I get confused easily, and I’m making the assumption that maybe 50% of you do too - that’s a fair split, right?
So I have a page over on Facebook for talk about ADHD, ASD, and PDA. There are a few comics, because as most of you know, illustration is my outlet as well as my job, and there are a few posts in general about those conditions.
I have a background in education as well as experience of working with children to get their emotions/thoughts/general silliness down on paper. That combined with lived experience of ADHD, and a teenage son with ASD and PDA, means that I spend a lot of time thinking up and reflecting on organisation and education strategies that can be successful for anyone grappling with general demand avoidance right through to PDA. It’s not easy.
One of the hardest things to navigate with PDA is traditional education. Unfortunately, it's difficult to find alternatives that will allow the same outcomes (such as GCSEs).
We have some methods that seem to work, one of which is to provide a choice of tasks/multi-tasks that can be picked up and put down in a non-linear way until a task is complete. This happens over weeks, not hours.
I tried this because this method works for me (ADHD) and supports the boredom factor. I've never naturally worked in a linear way. A page order or list doesn't translate to a working order in my head.
The place where you run into problems is when you have to build on knowledge. Maths is the obvious example - you can't do long division without first having an understanding of what division is.
That's why creative subjects tend to be a good place for non-linear learners. Experimentation yields results. Having a wide range of thought processes and alternate approaches is what makes you stand out. However, you still have to annotate, document, and repeat to refine your work in preparation for final pieces. That's the hard part. Repetition.

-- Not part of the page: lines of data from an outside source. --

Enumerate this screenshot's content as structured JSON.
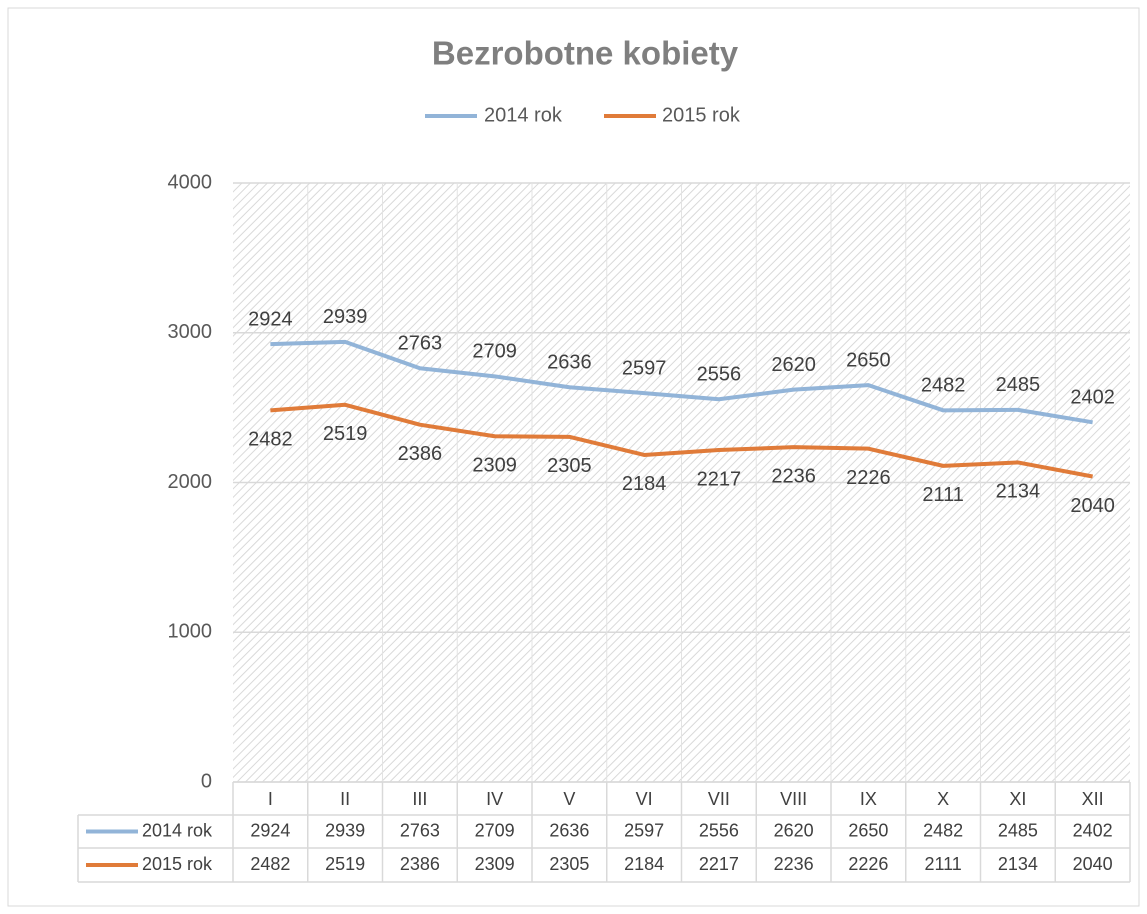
{
  "chart_data": {
    "type": "line",
    "title": "Bezrobotne kobiety",
    "categories": [
      "I",
      "II",
      "III",
      "IV",
      "V",
      "VI",
      "VII",
      "VIII",
      "IX",
      "X",
      "XI",
      "XII"
    ],
    "series": [
      {
        "name": "2014 rok",
        "color": "#92b4d8",
        "values": [
          2924,
          2939,
          2763,
          2709,
          2636,
          2597,
          2556,
          2620,
          2650,
          2482,
          2485,
          2402
        ]
      },
      {
        "name": "2015 rok",
        "color": "#e07b39",
        "values": [
          2482,
          2519,
          2386,
          2309,
          2305,
          2184,
          2217,
          2236,
          2226,
          2111,
          2134,
          2040
        ]
      }
    ],
    "ylim": [
      0,
      4000
    ],
    "yticks": [
      0,
      1000,
      2000,
      3000,
      4000
    ],
    "grid": true,
    "legend": "top"
  }
}
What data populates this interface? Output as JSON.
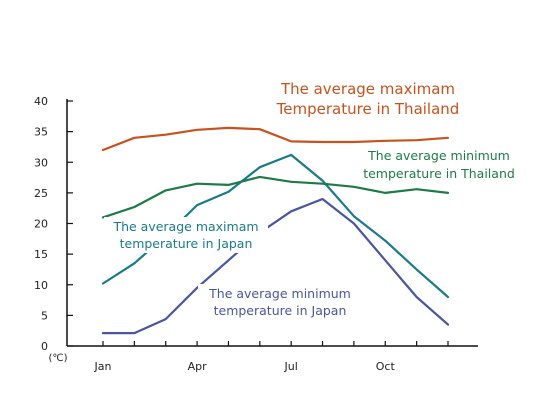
{
  "chart_data": {
    "type": "line",
    "title": "",
    "xlabel": "",
    "ylabel": "",
    "unit_label": "(℃)",
    "months": [
      1,
      2,
      3,
      4,
      5,
      6,
      7,
      8,
      9,
      10,
      11,
      12
    ],
    "x_tick_labels": [
      {
        "month": 1,
        "label": "Jan"
      },
      {
        "month": 4,
        "label": "Apr"
      },
      {
        "month": 7,
        "label": "Jul"
      },
      {
        "month": 10,
        "label": "Oct"
      }
    ],
    "y_ticks": [
      0,
      5,
      10,
      15,
      20,
      25,
      30,
      35,
      40
    ],
    "ylim": [
      0,
      40
    ],
    "xlim": [
      1,
      12
    ],
    "grid": false,
    "legend": "inline annotations",
    "series": [
      {
        "key": "thai_max",
        "label_lines": [
          "The average maximam",
          "Temperature in Thailand"
        ],
        "color": "#c8521e",
        "values": [
          32,
          34,
          34.5,
          35.3,
          35.6,
          35.4,
          33.4,
          33.3,
          33.3,
          33.5,
          33.6,
          34
        ]
      },
      {
        "key": "thai_min",
        "label_lines": [
          "The average minimum",
          "temperature in Thailand"
        ],
        "color": "#1e7a46",
        "values": [
          21,
          22.7,
          25.4,
          26.5,
          26.3,
          27.6,
          26.8,
          26.5,
          26,
          25,
          25.6,
          25
        ]
      },
      {
        "key": "japan_max",
        "label_lines": [
          "The average maximam",
          "temperature in Japan"
        ],
        "color": "#1a7a8a",
        "values": [
          10.2,
          13.5,
          18,
          23,
          25.2,
          29.2,
          31.2,
          27,
          21.2,
          17.2,
          12.5,
          8
        ]
      },
      {
        "key": "japan_min",
        "label_lines": [
          "The average minimum",
          "temperature in Japan"
        ],
        "color": "#4a55a0",
        "values": [
          2.1,
          2.1,
          4.4,
          9.5,
          14,
          18.5,
          22,
          24,
          20,
          14,
          8,
          3.5
        ]
      }
    ]
  }
}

If you don't understand why this would be difficult for a demand avoidant person, the only analogy I can make is that of writing the same word over and over again. Eventually you get bored. For me, that is accompanied with a grinding feeling in my stomach and the urge to move away from the task after about 10 iterations. For a PDAer, they most likely wouldn't be able to even start.
So what does that mean for teaching and learning with a PDA student?
It means you need to forget everything you think you know about how learning works. If you're neurotypical, you might find this really difficult to understand (in the same way neurodivergent people find traditional teaching methods nonsensical).